Maggy steht auf der Schwelle zum Erwachsensein, auch wenn ihr Gesicht noch das eines Kindes ist. Mit 18 Jahren ist sie bereits Mutter. Die einjährige Tochter Lucy erzieht sie gemeinsam mit ihrer 35-jährigen Mutter, die mit einem unterbezahlten Job für den Unterhalt sorgt. Von dem gleichaltrigen Vater, der, mit seiner Ernährerrolle völlig überfordert, im Reihenhaus der Eltern wohnt, hat sie sich längst getrennt. Maggy ist kein Sozialfall, sie könnte aber schnell einer werden. Die Dringlichkeit einer Lösung für ihre improvisierte Existenz steht ihr ebenso ins Gesicht geschrieben wie die Angst, durch das Kind in die Isolation zu geraten. Dennoch ist Maggy kein Opfer. Wenn sie Lucy von der Kita abholt, schlägt sie sich tapfer mit dem Kinderwagen durch den Stadtdschungel. Gelegentlich gönnt sie sich eine Auszeit und überredet mit Notlügen einen ehemaligen Schulkameraden zum Babysitten, um mit ihren alten Freundinnen ausgehen zu können.

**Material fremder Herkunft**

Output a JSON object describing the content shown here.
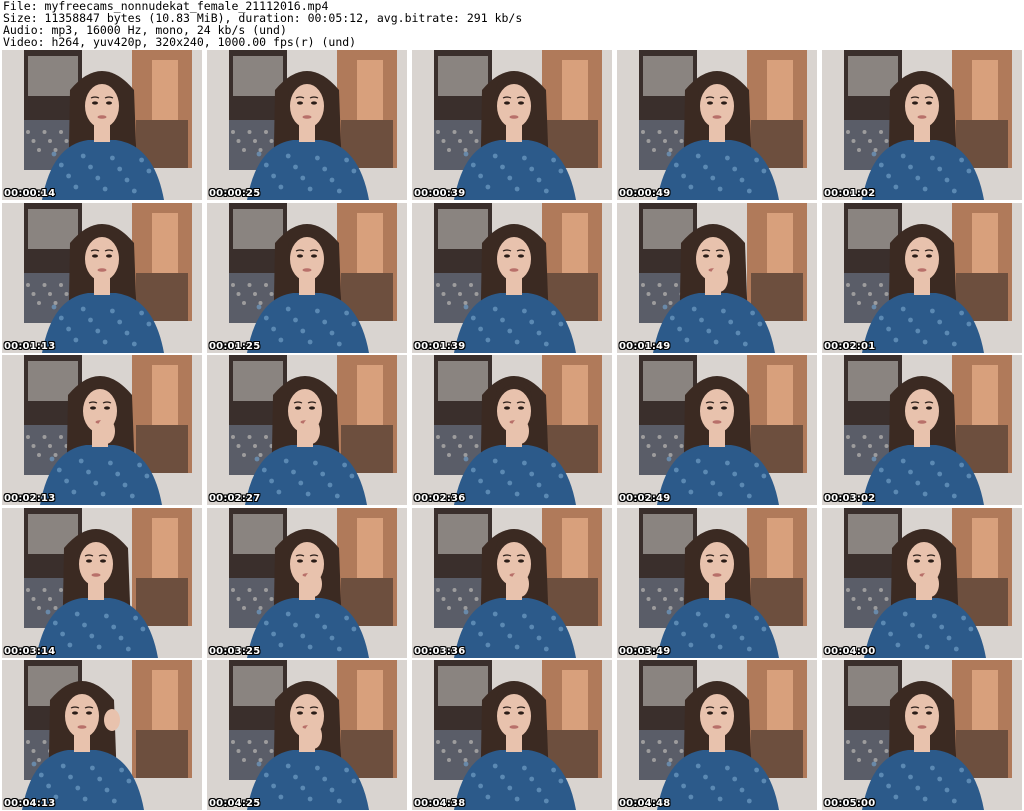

Ihre überschaubare Welt zwischen Alexanderplatz, Landsberger Allee und Friedrichshain zeigt der Film unspektakulär und mit großer Präzision gegenüber dem Milieu kleiner Leute, die abseits des Hauptstadtrummels ein bescheidenes Dasein von der Hand in den Mund führen.

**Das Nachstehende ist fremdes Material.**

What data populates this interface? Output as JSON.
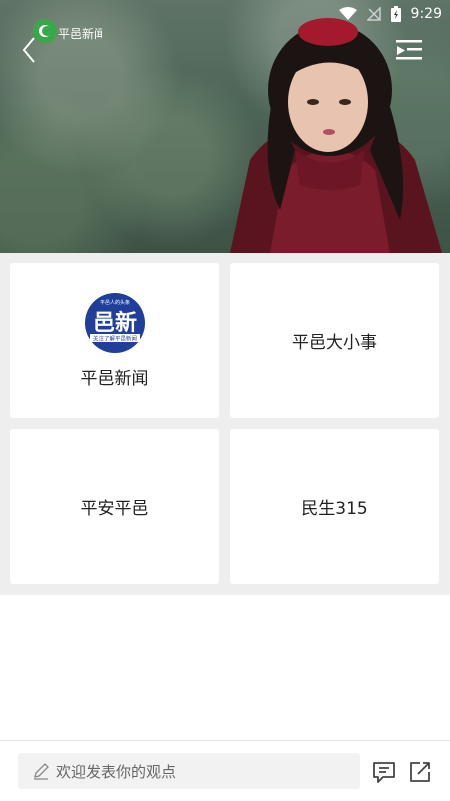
{
  "status_bar": {
    "time": "9:29"
  },
  "video": {
    "channel_logo_text": "平邑新闻",
    "icons": [
      "back-arrow-icon",
      "playlist-icon",
      "wifi-icon",
      "no-signal-icon",
      "battery-icon"
    ]
  },
  "cards": [
    {
      "label": "平邑新闻",
      "logo": {
        "text": "邑新",
        "tagline": "平邑人的头条",
        "subtitle": "关注了解平邑新闻"
      }
    },
    {
      "label": "平邑大小事"
    },
    {
      "label": "平安平邑"
    },
    {
      "label": "民生315"
    }
  ],
  "bottom_bar": {
    "comment_placeholder": "欢迎发表你的观点",
    "icons": [
      "pencil-icon",
      "comment-list-icon",
      "share-icon"
    ]
  },
  "colors": {
    "grid_background": "#eeeeee",
    "card_background": "#ffffff",
    "logo_blue": "#1f3f9a"
  }
}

Als Maggy in der Disco „Matrix“ den wenig älteren Gordon kennen lernt, schlägt ihre unentschiedene Existenz eine neue Richtung ein. Gordon hält sich mit unregelmäßigen Jobs über Wasser, verkauft Elektronikprodukte übers Internet oder arbeitet im „Matrix“ als DJ. Um die Mutter mit der Anwesenheit des neuen Freundes nicht zu belästigen, zieht Maggy mit dem Baby in Gordons Hochhauswohnung in Berlin-Mitte. Die Euphorie des Aufbruchs samt ersehnter Selbständigkeit und der Zauber des Verliebtseins sind schnell verflogen, als es gilt, den Alltag zu bewältigen. Eine Waschmaschine muss wegen der Windeln angeschafft werden, Lucy beansprucht die ganze Aufmerksamkeit, und das Leben als Kleinfamilie hält die „Noch“-Jugendlichen vom nächtlichen Ausgehen und Feiern mit der Clique ab. Die Balance zwischen Muttersein und dem alten Mädchenleben lässt sich nur schwer halten, Gordons Bereitschaft, die Verantwortung mitzutragen, hält sich in Grenzen. „Ich habe mir das irgendwie relaxter vorgestellt“, rutscht ihm irgendwann heraus, ein entlarvender Satz, der Maggy wieder auf sich selbst zurückwirft und sie zum Umdenken zwingt. Was folgt, ist keine deprimierende Sozialstudie oder gar ein Melodram, sondern ein unaufgeregter Blick auf die Normalität des Weiterlebens.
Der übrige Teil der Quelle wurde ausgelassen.